6 Если географическая локализация открывает путь к картографированию упомянутых в записях книжных центров, то стратификация писцов и заказчиков требует усилий по атрибуции книжных работ, что весьма существенно для понимания того, кто, по каким причинам, в каком объёме и в какой исторический момент был причастен в России к книгописанию. Структура глав, посвящённых переписчикам и заказчикам книг, отражает специфику российского книжного дела и степень участия общественных слоев в книгописании («социальный портрет писца XVI в.» – т. 1, с. 200; ср. с. 326, 447). По причастности к копировальной чистовой работе и заказам на неё первое место занимают руководители церкви и иноки (123 переписчика и 132 заказчика) и клирики (124 и 37 человек)2. Значительно меньше участвуют в этой работе «иные лица» (дьяки и дьячки, зависимые от монастырей лица, слуги светских лиц, служилые землевладельцы и др.). Всего их – 63 и 61 человек (около 12 и «до 15»% от общего числа переписчиков и заказчиков (т. 1, с. 452)). Впрочем, статус самой большой «группы» писцов установить не удалось (167 человек или «примерно 1/3» и 55 человек или «чуть более 17%» – см. т. 1, с. 450, 453). В статистику социального распределения книжников и заказчиков трудно включить факты коллективной инициативы по созданию книг. Во многих случаях речь идёт исключительно о своеобразном заказе на создание рукописи коллективом, но, конечно, посчитать «всех хрестьян Важньского погоста» или «всих посадцких ориховских» невозможно (т. 1, с. 430, 440, 450–451). Это вносит элемент условности в рассуждения о социальном составе книгописания, поскольку прихожанин – ещё одна квазигруппа – может происходить из какой угодно ниши, разумеется, кроме инославных и приезжих. В дискуссии о самосознании московского общества важное новое слово приносят наблюдения как раз за социально безымянными «прихожанами» и большой деклассированной массой книжников, не обозначающих никак свой статус. Это и есть полная и вполне осмысленная идентификация: значительная масса жителей Московского государства считала свой статус не имеющим никакого значения, а точнее – вряд ли поняла бы вообще, что такое «статус».
2. По непонятным причинам раздел о священниках-заказчиках, охватывающий 31 лицо, ограничен всего двумя краткими досье на протопопа Иакова Дмитриевича и священника Ивана Никифоровича, после которых сразу приведена сводная таблица (т. 1, с. 372–373, табл. 21). Почему участие остальных священников в копировании книг не заслужило никакого комментария?
7 При исследовании заказчиков рукописей нам приходится иметь дело не только с особенностями российской книжности, но и со спецификой российской религиозности и политической системы XVI в.
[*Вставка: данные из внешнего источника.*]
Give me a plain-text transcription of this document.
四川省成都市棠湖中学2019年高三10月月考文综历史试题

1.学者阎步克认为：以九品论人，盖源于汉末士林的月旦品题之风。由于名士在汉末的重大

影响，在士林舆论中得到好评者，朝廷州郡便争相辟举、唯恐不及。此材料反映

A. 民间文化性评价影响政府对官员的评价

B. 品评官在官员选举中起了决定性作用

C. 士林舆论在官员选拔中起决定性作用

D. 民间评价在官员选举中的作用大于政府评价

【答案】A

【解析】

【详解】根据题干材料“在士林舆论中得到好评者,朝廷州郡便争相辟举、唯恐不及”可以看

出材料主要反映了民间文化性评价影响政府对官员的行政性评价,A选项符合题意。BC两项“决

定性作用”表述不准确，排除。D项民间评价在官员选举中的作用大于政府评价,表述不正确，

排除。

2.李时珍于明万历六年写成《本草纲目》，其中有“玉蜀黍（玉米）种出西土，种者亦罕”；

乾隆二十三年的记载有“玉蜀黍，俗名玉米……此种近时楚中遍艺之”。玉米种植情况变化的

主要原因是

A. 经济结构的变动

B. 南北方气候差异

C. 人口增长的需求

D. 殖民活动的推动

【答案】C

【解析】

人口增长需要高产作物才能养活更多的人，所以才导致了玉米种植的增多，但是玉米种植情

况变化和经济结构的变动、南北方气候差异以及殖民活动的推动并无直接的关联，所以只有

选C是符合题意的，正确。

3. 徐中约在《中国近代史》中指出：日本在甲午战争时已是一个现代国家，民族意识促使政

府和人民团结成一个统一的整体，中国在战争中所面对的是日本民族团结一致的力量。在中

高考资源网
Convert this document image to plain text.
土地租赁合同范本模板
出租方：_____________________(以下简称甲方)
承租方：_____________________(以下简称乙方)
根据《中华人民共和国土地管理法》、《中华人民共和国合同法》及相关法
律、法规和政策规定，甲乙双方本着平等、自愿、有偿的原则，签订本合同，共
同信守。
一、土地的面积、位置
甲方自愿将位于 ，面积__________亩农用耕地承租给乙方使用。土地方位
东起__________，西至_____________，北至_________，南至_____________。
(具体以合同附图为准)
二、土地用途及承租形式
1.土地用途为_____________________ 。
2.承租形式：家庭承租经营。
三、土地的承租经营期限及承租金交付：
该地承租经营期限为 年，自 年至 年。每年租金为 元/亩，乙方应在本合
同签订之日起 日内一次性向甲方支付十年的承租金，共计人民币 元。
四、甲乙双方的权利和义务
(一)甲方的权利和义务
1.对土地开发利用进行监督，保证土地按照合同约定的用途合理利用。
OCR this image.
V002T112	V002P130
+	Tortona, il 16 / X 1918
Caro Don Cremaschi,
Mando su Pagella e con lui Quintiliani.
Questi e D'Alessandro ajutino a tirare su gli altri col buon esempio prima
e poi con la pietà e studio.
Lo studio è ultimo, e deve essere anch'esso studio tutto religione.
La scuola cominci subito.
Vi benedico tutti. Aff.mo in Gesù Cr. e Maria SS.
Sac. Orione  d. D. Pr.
Последовательно восстановить «социальный портрет» переписчиков и заказчиков книг вряд ли возможно. Само понятие «социум» дезориентирует. Нет единой системы координат, в которой возможно непротиворечивое описание московского социума XVI в. как единства, в котором были бы возможны класс монахов, солодовников или пушкарей3. Фамилии многих представителей чёрного духовенства в роли переписчиков и заказчиков следовало бы учесть в разделах, которые в большей мере соответствуют светскому пониманию общественного устройства. Между мирской и иноческой жизнью пролегает не классовая, а духовная граница, и она проходит часто по биографиям одних и тех же родов и лиц. Кроме того, как показывает Усачёв, во многих случаях заказчиков и исполнителей работ по копированию книг разделяла именно эта граница, что само по себе служит доказательством её проходимости (т. 1, с. 444–446).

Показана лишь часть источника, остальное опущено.